In the article Rational Solutions of the Fifth Painleve Equation (see here) proposition 2.3 derives the orders and residues of singularities of rational solutions to a particular differential equation (the fifth Painlevé equation). I personally don't see how they arrive at the result. For example, in the previous propositions it is shown that if $\alpha = 0$, then the rational solution must have a Laurent series around $z= \infty$ of the form \begin{equation} y = -1 + az^{-1} + bz^{-2} + cz^{-3} + \mathcal{O}(z^{-4}) \\ \text{or} \\ y = az^{-1} + bz^{-2} + cz^{-3} + \mathcal{O}(z^{-4}). \end{equation}
We can turn these into Laurent series around $0$ which won't have any terms with negative exponents using $z \mapsto 1/z$. I would think this implies that zero can't be a pole at all.
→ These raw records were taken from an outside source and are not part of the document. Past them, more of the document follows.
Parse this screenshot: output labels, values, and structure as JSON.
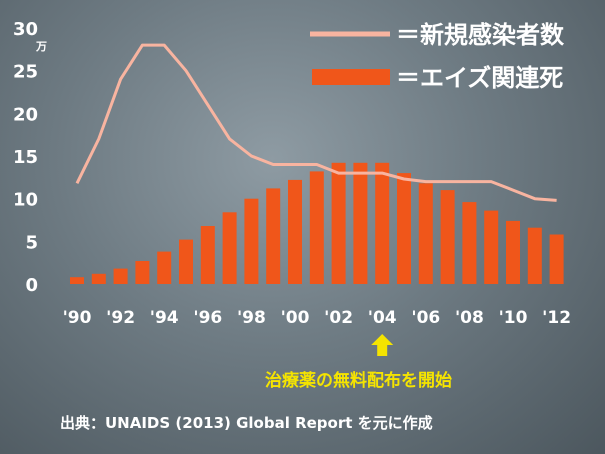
{
  "chart_data": {
    "type": "bar",
    "x": [
      "'90",
      "'91",
      "'92",
      "'93",
      "'94",
      "'95",
      "'96",
      "'97",
      "'98",
      "'99",
      "'00",
      "'01",
      "'02",
      "'03",
      "'04",
      "'05",
      "'06",
      "'07",
      "'08",
      "'09",
      "'10",
      "'11",
      "'12"
    ],
    "x_tick_labels": [
      "'90",
      "'92",
      "'94",
      "'96",
      "'98",
      "'00",
      "'02",
      "'04",
      "'06",
      "'08",
      "'10",
      "'12"
    ],
    "series": [
      {
        "name": "＝エイズ関連死",
        "type": "bar",
        "color": "#f0561a",
        "values": [
          0.8,
          1.2,
          1.8,
          2.7,
          3.8,
          5.2,
          6.8,
          8.4,
          10.0,
          11.2,
          12.2,
          13.2,
          14.2,
          14.2,
          14.2,
          13.0,
          11.8,
          11.0,
          9.6,
          8.6,
          7.4,
          6.6,
          5.8
        ]
      },
      {
        "name": "＝新規感染者数",
        "type": "line",
        "color": "#f8b4a0",
        "values": [
          11.8,
          17.0,
          24.0,
          28.0,
          28.0,
          25.0,
          21.0,
          17.0,
          15.0,
          14.0,
          14.0,
          14.0,
          13.0,
          13.0,
          13.0,
          12.3,
          12.0,
          12.0,
          12.0,
          12.0,
          11.0,
          10.0,
          9.8
        ]
      }
    ],
    "y_ticks": [
      "0",
      "5",
      "10",
      "15",
      "20",
      "25",
      "30"
    ],
    "y_unit": "万",
    "ylim": [
      0,
      30
    ],
    "grid": false,
    "legend_position": "top-right",
    "annotation": "治療薬の無料配布を開始",
    "annotation_year": "'04",
    "annotation_color": "#f5e400"
  },
  "source": "出典：UNAIDS (2013) Global Report を元に作成"
}
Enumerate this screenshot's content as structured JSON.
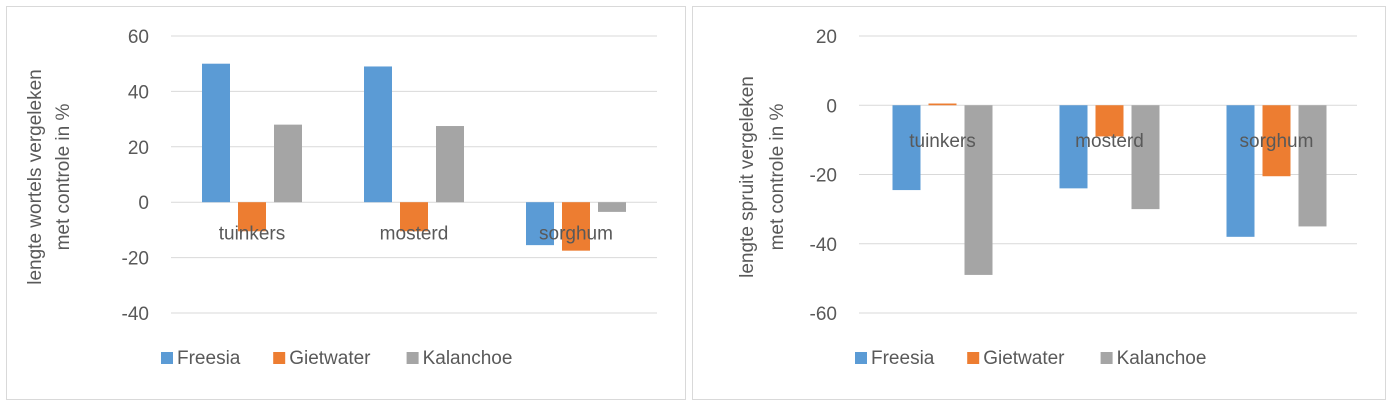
{
  "colors": {
    "Freesia": "#5b9bd5",
    "Gietwater": "#ed7d31",
    "Kalanchoe": "#a5a5a5",
    "grid": "#d9d9d9",
    "text": "#595959"
  },
  "chart_data": [
    {
      "type": "bar",
      "categories": [
        "tuinkers",
        "mosterd",
        "sorghum"
      ],
      "series": [
        {
          "name": "Freesia",
          "values": [
            50,
            49,
            -15.5
          ]
        },
        {
          "name": "Gietwater",
          "values": [
            -10.5,
            -10.5,
            -17.5
          ]
        },
        {
          "name": "Kalanchoe",
          "values": [
            28,
            27.5,
            -3.5
          ]
        }
      ],
      "ylabel": [
        "lengte wortels vergeleken",
        "met  controle in %"
      ],
      "ylim": [
        -40,
        60
      ],
      "yticks": [
        60,
        40,
        20,
        0,
        -20,
        -40
      ],
      "grid": true,
      "legend": "bottom"
    },
    {
      "type": "bar",
      "categories": [
        "tuinkers",
        "mosterd",
        "sorghum"
      ],
      "series": [
        {
          "name": "Freesia",
          "values": [
            -24.5,
            -24,
            -38
          ]
        },
        {
          "name": "Gietwater",
          "values": [
            0.5,
            -9,
            -20.5
          ]
        },
        {
          "name": "Kalanchoe",
          "values": [
            -49,
            -30,
            -35
          ]
        }
      ],
      "ylabel": [
        "lengte spruit  vergeleken",
        "met controle in %"
      ],
      "ylim": [
        -60,
        20
      ],
      "yticks": [
        20,
        0,
        -20,
        -40,
        -60
      ],
      "grid": true,
      "legend": "bottom"
    }
  ]
}
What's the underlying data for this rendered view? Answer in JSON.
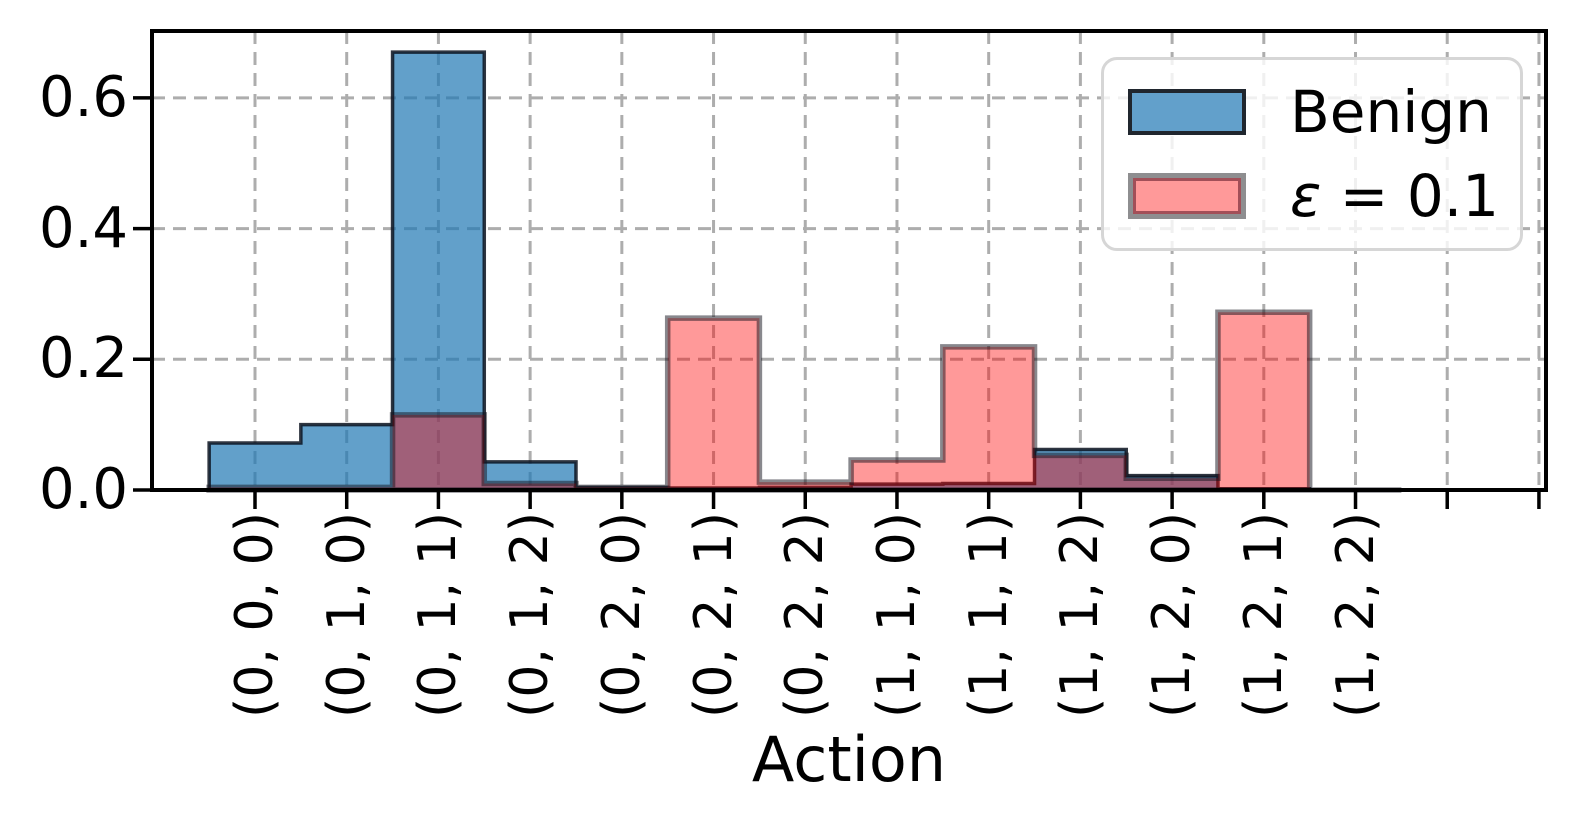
{
  "figure": {
    "background": "#ffffff"
  },
  "chart_data": {
    "type": "bar",
    "subtype": "overlaid-step-histogram",
    "title": "",
    "xlabel": "Action",
    "ylabel": "",
    "categories": [
      "(0, 0, 0)",
      "(0, 1, 0)",
      "(0, 1, 1)",
      "(0, 1, 2)",
      "(0, 2, 0)",
      "(0, 2, 1)",
      "(0, 2, 2)",
      "(1, 1, 0)",
      "(1, 1, 1)",
      "(1, 1, 2)",
      "(1, 2, 0)",
      "(1, 2, 1)",
      "(1, 2, 2)"
    ],
    "series": [
      {
        "name": "Benign",
        "values": [
          0.072,
          0.1,
          0.67,
          0.043,
          0.004,
          0.003,
          0.004,
          0.009,
          0.01,
          0.062,
          0.022,
          0.002,
          0.0
        ],
        "fill_rgba": "rgba(31,119,180,0.7)",
        "edge_rgba": "rgba(10,18,30,0.85)",
        "edge_width": 3.5
      },
      {
        "name": "ε = 0.1",
        "values": [
          0.004,
          0.004,
          0.115,
          0.01,
          0.004,
          0.263,
          0.012,
          0.046,
          0.219,
          0.053,
          0.018,
          0.272,
          0.0
        ],
        "fill_rgba": "rgba(255,0,0,0.4)",
        "edge_rgba": "rgba(18,18,28,0.5)",
        "edge_width": 5.5
      }
    ],
    "ytick_labels": [
      "0.0",
      "0.2",
      "0.4",
      "0.6"
    ],
    "ytick_values": [
      0.0,
      0.2,
      0.4,
      0.6
    ],
    "ylim": [
      0,
      0.703
    ],
    "n_xticks_total": 15,
    "grid": {
      "on": true,
      "style": "dashed",
      "color": "#adadad"
    },
    "legend_position": "upper right"
  },
  "legend": {
    "items": [
      {
        "label": "Benign"
      },
      {
        "symbol": "ε",
        "suffix": " = 0.1",
        "label": "ε = 0.1"
      }
    ]
  }
}
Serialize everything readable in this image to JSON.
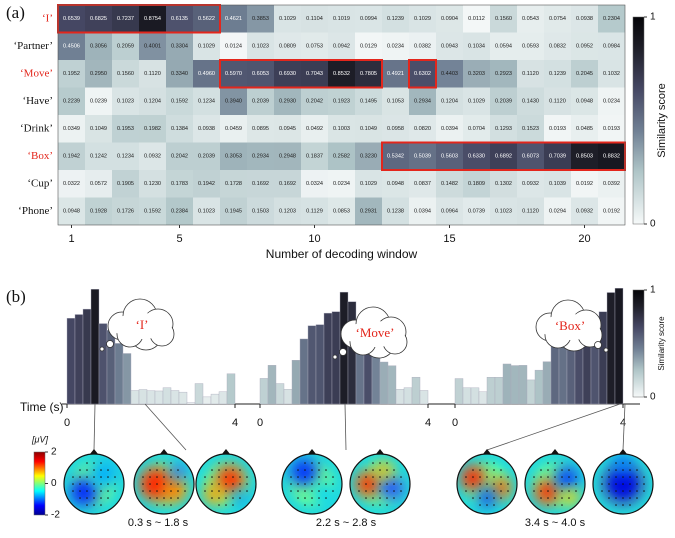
{
  "chart_data": [
    {
      "type": "heatmap",
      "panel": "(a)",
      "xlabel": "Number of decoding window",
      "xlim": [
        0.5,
        21.5
      ],
      "xticks": [
        1,
        5,
        10,
        15,
        20
      ],
      "colorbar": {
        "label": "Similarity score",
        "lim": [
          0,
          1
        ],
        "ticks": [
          0,
          1
        ]
      },
      "series": [
        {
          "name": "‘I’",
          "color": "#e3261c",
          "values": [
            0.6539,
            0.6825,
            0.7237,
            0.8754,
            0.6135,
            0.5622,
            0.4621,
            0.3853,
            0.1029,
            0.1104,
            0.1019,
            0.0994,
            0.1239,
            0.1029,
            0.0904,
            0.0112,
            0.156,
            0.0543,
            0.0754,
            0.0938,
            0.2304
          ],
          "value_labels": [
            "0.6539",
            "0.6825",
            "0.7237",
            "0.8754",
            "0.6135",
            "0.5622",
            "0.4621",
            "0.3853",
            "0.1029",
            "0.1104",
            "0.1019",
            "0.0994",
            "0.1239",
            "0.1029",
            "0.0904",
            "0.0112",
            "0.1560",
            "0.0543",
            "0.0754",
            "0.0938",
            "0.2304"
          ]
        },
        {
          "name": "‘Partner’",
          "color": "#111111",
          "values": [
            0.4506,
            0.3056,
            0.2059,
            0.4001,
            0.3304,
            0.1029,
            0.0124,
            0.1023,
            0.0809,
            0.0753,
            0.0942,
            0.0129,
            0.0234,
            0.0382,
            0.0943,
            0.1034,
            0.0594,
            0.0593,
            0.0832,
            0.0952,
            0.0984
          ],
          "value_labels": [
            "0.4506",
            "0.3056",
            "0.2059",
            "0.4001",
            "0.3304",
            "0.1029",
            "0.0124",
            "0.1023",
            "0.0809",
            "0.0753",
            "0.0942",
            "0.0129",
            "0.0234",
            "0.0382",
            "0.0943",
            "0.1034",
            "0.0594",
            "0.0593",
            "0.0832",
            "0.0952",
            "0.0984"
          ]
        },
        {
          "name": "‘Move’",
          "color": "#e3261c",
          "values": [
            0.1952,
            0.295,
            0.156,
            0.112,
            0.334,
            0.496,
            0.597,
            0.6053,
            0.693,
            0.7043,
            0.8532,
            0.7805,
            0.4921,
            0.6302,
            0.4403,
            0.3203,
            0.2923,
            0.112,
            0.1239,
            0.2045,
            0.1032
          ],
          "value_labels": [
            "0.1952",
            "0.2950",
            "0.1560",
            "0.1120",
            "0.3340",
            "0.4960",
            "0.5970",
            "0.6053",
            "0.6930",
            "0.7043",
            "0.8532",
            "0.7805",
            "0.4921",
            "0.6302",
            "0.4403",
            "0.3203",
            "0.2923",
            "0.1120",
            "0.1239",
            "0.2045",
            "0.1032"
          ]
        },
        {
          "name": "‘Have’",
          "color": "#111111",
          "values": [
            0.2239,
            0.0239,
            0.1023,
            0.1204,
            0.1592,
            0.1234,
            0.394,
            0.2039,
            0.293,
            0.2042,
            0.1923,
            0.1495,
            0.1053,
            0.2934,
            0.1204,
            0.1029,
            0.2039,
            0.143,
            0.112,
            0.0948,
            0.0234
          ],
          "value_labels": [
            "0.2239",
            "0.0239",
            "0.1023",
            "0.1204",
            "0.1592",
            "0.1234",
            "0.3940",
            "0.2039",
            "0.2930",
            "0.2042",
            "0.1923",
            "0.1495",
            "0.1053",
            "0.2934",
            "0.1204",
            "0.1029",
            "0.2039",
            "0.1430",
            "0.1120",
            "0.0948",
            "0.0234"
          ]
        },
        {
          "name": "‘Drink’",
          "color": "#111111",
          "values": [
            0.0349,
            0.1049,
            0.1953,
            0.1982,
            0.1384,
            0.0938,
            0.0459,
            0.0895,
            0.0945,
            0.0492,
            0.1003,
            0.1049,
            0.0958,
            0.082,
            0.0394,
            0.0704,
            0.1293,
            0.1523,
            0.0193,
            0.0485,
            0.0193
          ],
          "value_labels": [
            "0.0349",
            "0.1049",
            "0.1953",
            "0.1982",
            "0.1384",
            "0.0938",
            "0.0459",
            "0.0895",
            "0.0945",
            "0.0492",
            "0.1003",
            "0.1049",
            "0.0958",
            "0.0820",
            "0.0394",
            "0.0704",
            "0.1293",
            "0.1523",
            "0.0193",
            "0.0485",
            "0.0193"
          ]
        },
        {
          "name": "‘Box’",
          "color": "#e3261c",
          "values": [
            0.1942,
            0.1242,
            0.1234,
            0.0932,
            0.2042,
            0.2039,
            0.3053,
            0.2934,
            0.2948,
            0.1837,
            0.2582,
            0.323,
            0.5342,
            0.5039,
            0.5603,
            0.633,
            0.6892,
            0.6073,
            0.7039,
            0.8503,
            0.8832
          ],
          "value_labels": [
            "0.1942",
            "0.1242",
            "0.1234",
            "0.0932",
            "0.2042",
            "0.2039",
            "0.3053",
            "0.2934",
            "0.2948",
            "0.1837",
            "0.2582",
            "0.3230",
            "0.5342",
            "0.5039",
            "0.5603",
            "0.6330",
            "0.6892",
            "0.6073",
            "0.7039",
            "0.8503",
            "0.8832"
          ]
        },
        {
          "name": "‘Cup’",
          "color": "#111111",
          "values": [
            0.0322,
            0.0572,
            0.1905,
            0.123,
            0.1783,
            0.1942,
            0.1728,
            0.1692,
            0.1692,
            0.0324,
            0.0234,
            0.1029,
            0.0948,
            0.0837,
            0.1482,
            0.1809,
            0.1302,
            0.0932,
            0.1039,
            0.0192,
            0.0392
          ],
          "value_labels": [
            "0.0322",
            "0.0572",
            "0.1905",
            "0.1230",
            "0.1783",
            "0.1942",
            "0.1728",
            "0.1692",
            "0.1692",
            "0.0324",
            "0.0234",
            "0.1029",
            "0.0948",
            "0.0837",
            "0.1482",
            "0.1809",
            "0.1302",
            "0.0932",
            "0.1039",
            "0.0192",
            "0.0392"
          ]
        },
        {
          "name": "‘Phone’",
          "color": "#111111",
          "values": [
            0.0948,
            0.1928,
            0.1726,
            0.1592,
            0.2384,
            0.1023,
            0.1945,
            0.1503,
            0.1203,
            0.1129,
            0.0853,
            0.2931,
            0.1238,
            0.0394,
            0.0964,
            0.0739,
            0.1023,
            0.112,
            0.0294,
            0.0932,
            0.0192
          ],
          "value_labels": [
            "0.0948",
            "0.1928",
            "0.1726",
            "0.1592",
            "0.2384",
            "0.1023",
            "0.1945",
            "0.1503",
            "0.1203",
            "0.1129",
            "0.0853",
            "0.2931",
            "0.1238",
            "0.0394",
            "0.0964",
            "0.0739",
            "0.1023",
            "0.1120",
            "0.0294",
            "0.0932",
            "0.0192"
          ]
        }
      ]
    },
    {
      "type": "bar",
      "panel": "(b)",
      "xlabel": "Time (s)",
      "xlim": [
        0,
        4
      ],
      "xticks": [
        0,
        4
      ],
      "ylim": [
        0,
        0.9
      ],
      "colorbar": {
        "label": "Similarity score",
        "lim": [
          0,
          1
        ],
        "ticks": [
          0,
          1
        ]
      }
    },
    {
      "type": "topomap",
      "colorbar": {
        "label": "[μV]",
        "lim": [
          -2,
          2
        ],
        "ticks": [
          2,
          0,
          -2
        ]
      },
      "windows": [
        "0.3 s ~ 1.8 s",
        "2.2 s ~ 2.8 s",
        "3.4 s ~ 4.0 s"
      ]
    }
  ]
}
Whereas if $\alpha \neq 0$ it is possible for zero to be a pole because the solution can have a Laurent series around $\infty$ of the following form:
\begin{equation} y = az + b + cz^{-1} + \mathcal{O}(z^{-2}), \, a \neq 0. \end{equation}
Which would make zero a pole, again using $z \mapsto 1/z$. However the theorem claims that when $\alpha \neq 0$ that $y$ can't have zero as a pole and when $\alpha = 0$ then zero is (or at least could be) a pole. What exactly am I doing wrong?
I also don't really see how they can use the Laurent series around $z =\infty$ to say anything about non-zero poles, unless of course they simply wrote $y$ as a Laurent series $\sum_{k = k_0}^{\infty} a_k(z - z_0)^k$ and substituted that back into the differential equation (P'.5).